La proposition de directive COM (2016) 864 concerne les règles communes sur le marché intérieur de l'électricité. Outre la coordination avec d'autres dispositions confirmées, modifiées ou introduites par le paquet « énergie propre pour tous les européens » - principalement la réforme de l'ACER, le régime des mécanismes de capacité ou la dissociation entre l'exploitant du réseau de transport et le gestionnaire du même réseau - la proposition de directive tend surtout à modifier la place des consommateurs.

L'idée principale consiste à renforcer le rôle du consommateur. Concrètement, cette orientation se traduit par plusieurs obligations :

- proposer à tous une « tarification dynamique liée au marché au comptant » afin de de répercuter sur les consommateurs finaux « les signes de prix en temps réel (contrairement au classique tarif jour-nuit largement pratiqué en France, la tarification dynamique est basée sur le « marché à un jour », si bien que le prix de l'électricité subit des variations quotidiennes (corrélées de façon très variable au cycle jour-nuit) ;

- permettre à tout consommateur de « participer au marché de l'électricité par l'intermédiaire de solutions dites de participation active de la demande » sur les bourses de l'électricité ;

- éliminer les entraves à l'autoproduction, notamment via la filière photovoltaïque, pour favoriser une baisse des factures d'électricité mais pas nécessairement des dépenses d'électricité calculées après intégration des dépenses induites par l'investissement réalisé ;

- mettre en place les cadres juridiques favorisant la mise en place de « communautés énergétiques locales », cette notion couvrant tout réseau local de consommateurs produisant de l'électricité, indépendamment du fait que lesdites communautés soient ou non connectée au réseau de distribution ;

- protéger les nombreuses données individuelles collectées par les appareils numériques.

Les consommateurs souhaitant bénéficier de la souplesse apportée par les dispositions qui précèdent, mais ne voulant ou ne pouvant consacrer du temps pourraient de plein droit conclure des contrats avec des agrégateurs, sans devoir pour cela obtenir l'assentiment de leur fournisseur final.

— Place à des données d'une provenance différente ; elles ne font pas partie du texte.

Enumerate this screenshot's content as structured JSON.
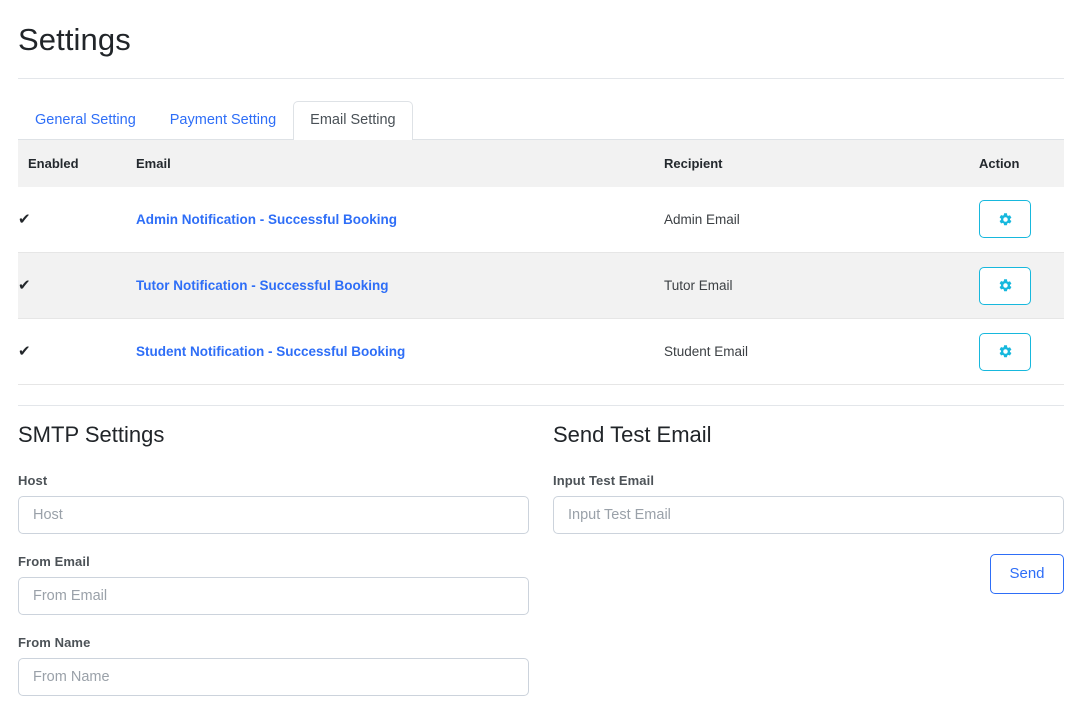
{
  "page": {
    "title": "Settings"
  },
  "tabs": [
    {
      "label": "General Setting",
      "active": false
    },
    {
      "label": "Payment Setting",
      "active": false
    },
    {
      "label": "Email Setting",
      "active": true
    }
  ],
  "table": {
    "columns": {
      "enabled": "Enabled",
      "email": "Email",
      "recipient": "Recipient",
      "action": "Action"
    },
    "rows": [
      {
        "enabled": "✔",
        "email": "Admin Notification - Successful Booking",
        "recipient": "Admin Email",
        "action_icon": "gear-icon"
      },
      {
        "enabled": "✔",
        "email": "Tutor Notification - Successful Booking",
        "recipient": "Tutor Email",
        "action_icon": "gear-icon"
      },
      {
        "enabled": "✔",
        "email": "Student Notification - Successful Booking",
        "recipient": "Student Email",
        "action_icon": "gear-icon"
      }
    ]
  },
  "smtp": {
    "heading": "SMTP Settings",
    "fields": [
      {
        "label": "Host",
        "placeholder": "Host",
        "value": ""
      },
      {
        "label": "From Email",
        "placeholder": "From Email",
        "value": ""
      },
      {
        "label": "From Name",
        "placeholder": "From Name",
        "value": ""
      }
    ]
  },
  "test_email": {
    "heading": "Send Test Email",
    "field": {
      "label": "Input Test Email",
      "placeholder": "Input Test Email",
      "value": ""
    },
    "send_label": "Send"
  },
  "colors": {
    "link_blue": "#2e6ef7",
    "gear_cyan": "#17b8dd",
    "header_bg": "#f2f2f2",
    "stripe_bg": "#f2f2f2",
    "border_gray": "#dee2e6",
    "input_border": "#ccd3dc"
  }
}
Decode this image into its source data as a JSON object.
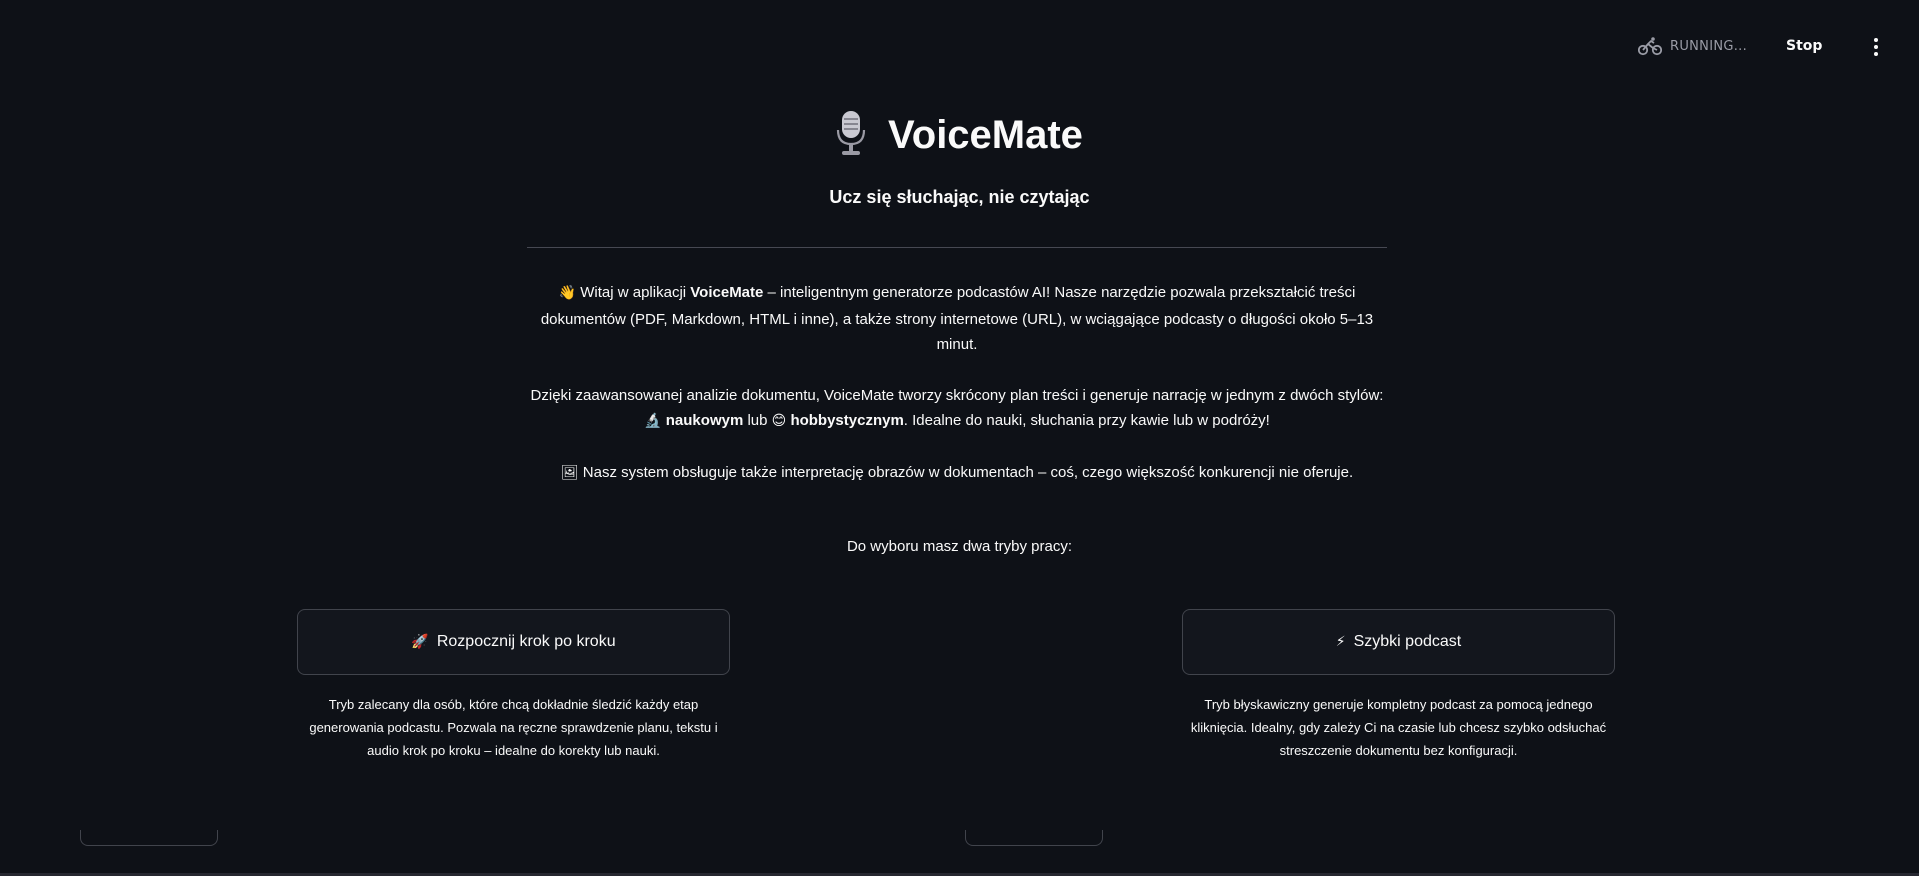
{
  "header": {
    "status_text": "RUNNING...",
    "stop_label": "Stop",
    "status_icon": "cyclist-icon",
    "menu_icon": "kebab-menu-icon"
  },
  "title": {
    "icon": "microphone-icon",
    "text": "VoiceMate",
    "subtitle": "Ucz się słuchając, nie czytając"
  },
  "intro": {
    "p1_icon": "👋",
    "p1_before": " Witaj w aplikacji ",
    "p1_brand": "VoiceMate",
    "p1_after": " – inteligentnym generatorze podcastów AI! Nasze narzędzie pozwala przekształcić treści dokumentów (PDF, Markdown, HTML i inne), a także strony internetowe (URL), w wciągające podcasty o długości około 5–13 minut.",
    "p2_before": "Dzięki zaawansowanej analizie dokumentu, VoiceMate tworzy skrócony plan treści i generuje narrację w jednym z dwóch stylów: ",
    "p2_icon1": "🔬",
    "p2_style1": "naukowym",
    "p2_mid": " lub ",
    "p2_icon2": "😊",
    "p2_style2": "hobbystycznym",
    "p2_after": ". Idealne do nauki, słuchania przy kawie lub w podróży!",
    "p3_icon": "🖼",
    "p3_text": " Nasz system obsługuje także interpretację obrazów w dokumentach – coś, czego większość konkurencji nie oferuje."
  },
  "modes": {
    "heading": "Do wyboru masz dwa tryby pracy:",
    "step_by_step": {
      "icon": "🚀",
      "label": "Rozpocznij krok po kroku",
      "description": "Tryb zalecany dla osób, które chcą dokładnie śledzić każdy etap generowania podcastu. Pozwala na ręczne sprawdzenie planu, tekstu i audio krok po kroku – idealne do korekty lub nauki."
    },
    "quick": {
      "icon": "⚡",
      "label": "Szybki podcast",
      "description": "Tryb błyskawiczny generuje kompletny podcast za pomocą jednego kliknięcia. Idealny, gdy zależy Ci na czasie lub chcesz szybko odsłuchać streszczenie dokumentu bez konfiguracji."
    }
  },
  "colors": {
    "background": "#0e1117",
    "text": "#fafafa",
    "border": "#41444c",
    "muted": "#9a9ca6",
    "rocket": "#e0603a",
    "bolt": "#f0a030"
  }
}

Enfin, pour éviter toute forme de rigidité dans la formation des prix, les tarifs régulés doivent disparaître, à charge pour les États membres de trouver d'autres moyens pour venir en aide aux consommateurs vulnérables subissant une précarité énergétique.

Quel que soit le caractère plus ou moins réaliste à grande échelle de l'orientation tendant à transformer les consommateurs individuels et les petites structures en traders actifs sur le marché spot de l'électricité ou en concurrents des industriels de l'électricité, la simple obligation de créer un cadre juridique et tarifaire compatible avec le comportement n'est manifestement pas contraire au principe de subsidiarité.

Il en va autrement de la fin des tarifs réglementés, imposée à l'article 5, alinéa 2, de la proposition de directive, car les tarifs réglementés ont une vocation sociale, qui n'entre pas dans le champ de compétence de l'Union. La proposition de directive laisse toutefois aux États membres toute latitude pour aider les clients vulnérables ou en situation de précarité énergétique, l'objection tirée de la politique sociale n'est pas pertinente. Quant à la prise en compte des préférences exprimées par la grande majorité des consommateurs en faveur des tarifs réglementés, elle porte plus sur le fond.

Par ailleurs, l'obligation faite à tous les fournisseurs d'électricité d'accepter l'intermédiation des agrégateurs d'effacement n'est pas nécessairement conforme à l'intérêt des énergéticiens, mais l'uniformisation de cette obligation dans l'espace de l'Union tend à rendre les conditions de concurrence équivalentes dans tous les États membres. Le principe de subsidiarité ne semble donc pas opposable en l'espèce.

Dans ces conditions, il a été décidé de ne pas intervenir plus avant sur ce texte au titre de l'article 88-6 de la Constitution.